Pitkin, 66, remembers that first day of school, when the teacher asked her to go to the blackboard and write the numbers from 1 to 10. She turned to the boy in her grade and asked him quietly, “Richard do you know?”

“I know some of them,” he replied.

“So the two of us worked together” to produce all the right numbers on the chalkboard, she said.

The memories came flooding back Friday: the potbelly stove, the placement of desks for the teacher and her eight or ten pupils, the two outhouses, the songs they sang, the games they played at recess.

Gloria Egger, 71, also attended the school for a year.

“We had people riding ponies to school,” said Egger, a semi-retired real estate agent, who like Pitkin still lives nearby.

Egger remembers rainy days when her grandfather would put her in galoshes and stick her on the back of his tractor to take her to and from school.

She has vague memories of the classroom itself. One female teacher taught first through eighth grades, all in the room measuring 284 square feet.

But Egger remembers playtime vividly.

The children brought rotting fruit and vegetables to toss at each other.
“We’d build forts and would throw rotten fruits in recess,” she said.

“We didn’t know we were girls, we just played with the boys,” she said.

The two women are spearheading a $40,000 fund-raising drive to rebuild the decaying historical landmark from floor to roof. Historical accounts and the two women say the school is named after R. A. Daniels, who agreed to move the school to its present location more than a century ago.

They need to obtain the necessary county permits and also subdivide the half-acre school site from a larger parcel, so it can be donated to the Venado Historical Society.

Venado is the Spanish word for deer or venison. The hamlet in the hills eight miles west of Healdsburg got its name from Stillman Batchellor, a mining engineer turned fruitgrower who settled in the area in the early 1900s after working in Cuba and Mexico.

Even before Batchellor established his El Venado Ranch, settlers were attracted to Mill Creek by the mining, logging and tanbark. March’s Mill, one of the earliest sawmills in the county, gave the creek its name in the 1850s, according to historian Gaye LeBaron.

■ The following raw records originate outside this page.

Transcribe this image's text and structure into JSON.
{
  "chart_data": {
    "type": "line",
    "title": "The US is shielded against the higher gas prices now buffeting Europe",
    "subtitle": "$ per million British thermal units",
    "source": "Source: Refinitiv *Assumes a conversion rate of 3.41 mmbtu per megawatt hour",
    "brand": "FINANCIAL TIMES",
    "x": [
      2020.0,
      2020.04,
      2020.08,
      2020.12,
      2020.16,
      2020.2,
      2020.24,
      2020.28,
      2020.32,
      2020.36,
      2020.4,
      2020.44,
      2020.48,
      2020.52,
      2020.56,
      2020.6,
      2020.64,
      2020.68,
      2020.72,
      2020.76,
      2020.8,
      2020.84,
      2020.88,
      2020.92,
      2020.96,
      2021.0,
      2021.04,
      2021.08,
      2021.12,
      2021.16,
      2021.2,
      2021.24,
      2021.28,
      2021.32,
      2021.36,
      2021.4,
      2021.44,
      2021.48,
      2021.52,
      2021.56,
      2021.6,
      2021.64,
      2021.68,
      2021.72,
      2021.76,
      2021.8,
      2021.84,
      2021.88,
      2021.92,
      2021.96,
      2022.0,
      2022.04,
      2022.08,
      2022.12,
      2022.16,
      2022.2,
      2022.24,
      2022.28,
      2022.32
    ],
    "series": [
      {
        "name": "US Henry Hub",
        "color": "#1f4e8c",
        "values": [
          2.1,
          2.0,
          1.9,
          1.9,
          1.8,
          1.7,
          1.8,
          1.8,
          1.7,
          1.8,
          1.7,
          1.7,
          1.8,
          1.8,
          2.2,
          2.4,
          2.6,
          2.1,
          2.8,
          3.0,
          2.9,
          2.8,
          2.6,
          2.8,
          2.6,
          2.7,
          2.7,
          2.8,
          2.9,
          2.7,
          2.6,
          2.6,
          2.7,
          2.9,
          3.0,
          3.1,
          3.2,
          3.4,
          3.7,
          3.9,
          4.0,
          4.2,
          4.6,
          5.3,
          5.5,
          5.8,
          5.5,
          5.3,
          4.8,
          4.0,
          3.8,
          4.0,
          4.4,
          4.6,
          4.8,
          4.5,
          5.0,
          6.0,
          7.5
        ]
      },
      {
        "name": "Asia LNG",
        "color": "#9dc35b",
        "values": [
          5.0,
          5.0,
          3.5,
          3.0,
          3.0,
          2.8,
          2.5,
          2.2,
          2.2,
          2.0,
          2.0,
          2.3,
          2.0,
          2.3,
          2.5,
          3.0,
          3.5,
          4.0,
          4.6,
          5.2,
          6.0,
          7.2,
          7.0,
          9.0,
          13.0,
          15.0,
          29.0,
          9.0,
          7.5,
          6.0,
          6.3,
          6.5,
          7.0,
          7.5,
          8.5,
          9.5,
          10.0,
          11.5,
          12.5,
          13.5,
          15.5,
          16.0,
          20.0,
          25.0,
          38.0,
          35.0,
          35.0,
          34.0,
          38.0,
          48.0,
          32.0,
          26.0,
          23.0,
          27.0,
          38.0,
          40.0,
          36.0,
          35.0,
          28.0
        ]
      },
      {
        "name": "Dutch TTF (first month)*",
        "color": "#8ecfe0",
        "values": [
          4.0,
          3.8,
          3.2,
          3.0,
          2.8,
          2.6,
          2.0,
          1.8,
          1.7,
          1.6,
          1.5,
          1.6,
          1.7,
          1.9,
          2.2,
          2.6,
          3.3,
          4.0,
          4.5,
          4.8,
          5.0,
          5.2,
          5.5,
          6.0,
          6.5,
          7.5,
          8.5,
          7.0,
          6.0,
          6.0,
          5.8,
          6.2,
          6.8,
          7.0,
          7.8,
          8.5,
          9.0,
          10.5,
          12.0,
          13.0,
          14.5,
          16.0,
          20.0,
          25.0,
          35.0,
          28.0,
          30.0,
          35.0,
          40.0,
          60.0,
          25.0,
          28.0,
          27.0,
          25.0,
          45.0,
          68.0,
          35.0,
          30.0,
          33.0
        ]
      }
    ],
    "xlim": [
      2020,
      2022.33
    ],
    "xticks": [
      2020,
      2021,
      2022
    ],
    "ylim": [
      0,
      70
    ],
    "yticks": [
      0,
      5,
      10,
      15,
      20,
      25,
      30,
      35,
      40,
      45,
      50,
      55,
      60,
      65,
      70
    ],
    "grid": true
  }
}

Besides the school house, about the only tangible remnant of the community is the redwood-shake Venado Post Office that operated from 1922 to 1941, according to the Russian River Recorder.

Old-timers remembered how early automobile dealers used the start of Mill Creek Road as sort of a proving ground. They would drive the steep and slippery “Hopper Hill” at the start of the road to demonstrate how good their cars were.

In 1925, an article in the Healdsburg Tribune Weekly reported that “Venado is so new, and so far from the regular beaten track of tourists that is has attracted little attention.”

That assessment about the lack of tourists still rings true today, though occasional bicyclists use that same hill as a training ground.

The old school house sits on a slope up winding, redwood-lined Mill Creek Road, seven miles from the intersection with Westside Road.

Even though its off the beaten path, the stories live on of the events at Daniels School and the backwoods: wild pigs, rattlesnakes, traplines and fighting forest fires.

Efforts began in the late 1990s to rehabilitate the old school house. The foundation, porch and awning were rebuilt. But the dream of renovating the schoolhouse was delayed when the leader in the effort, Flora May Cootes-Caletti, became ill.

About two weeks ago the fund drive was renewed. Letters have gone out to local residents, Healdsburg businesses and wineries. So far, almost $900 has come in.

A local contractor is donating his time to the rebuilding and Standard Structures of Windsor is donating some materials.

Contributions can be sent to the Venado Historical Society, 7751 A Mill Creek Road, Healdsburg, CA, 95448.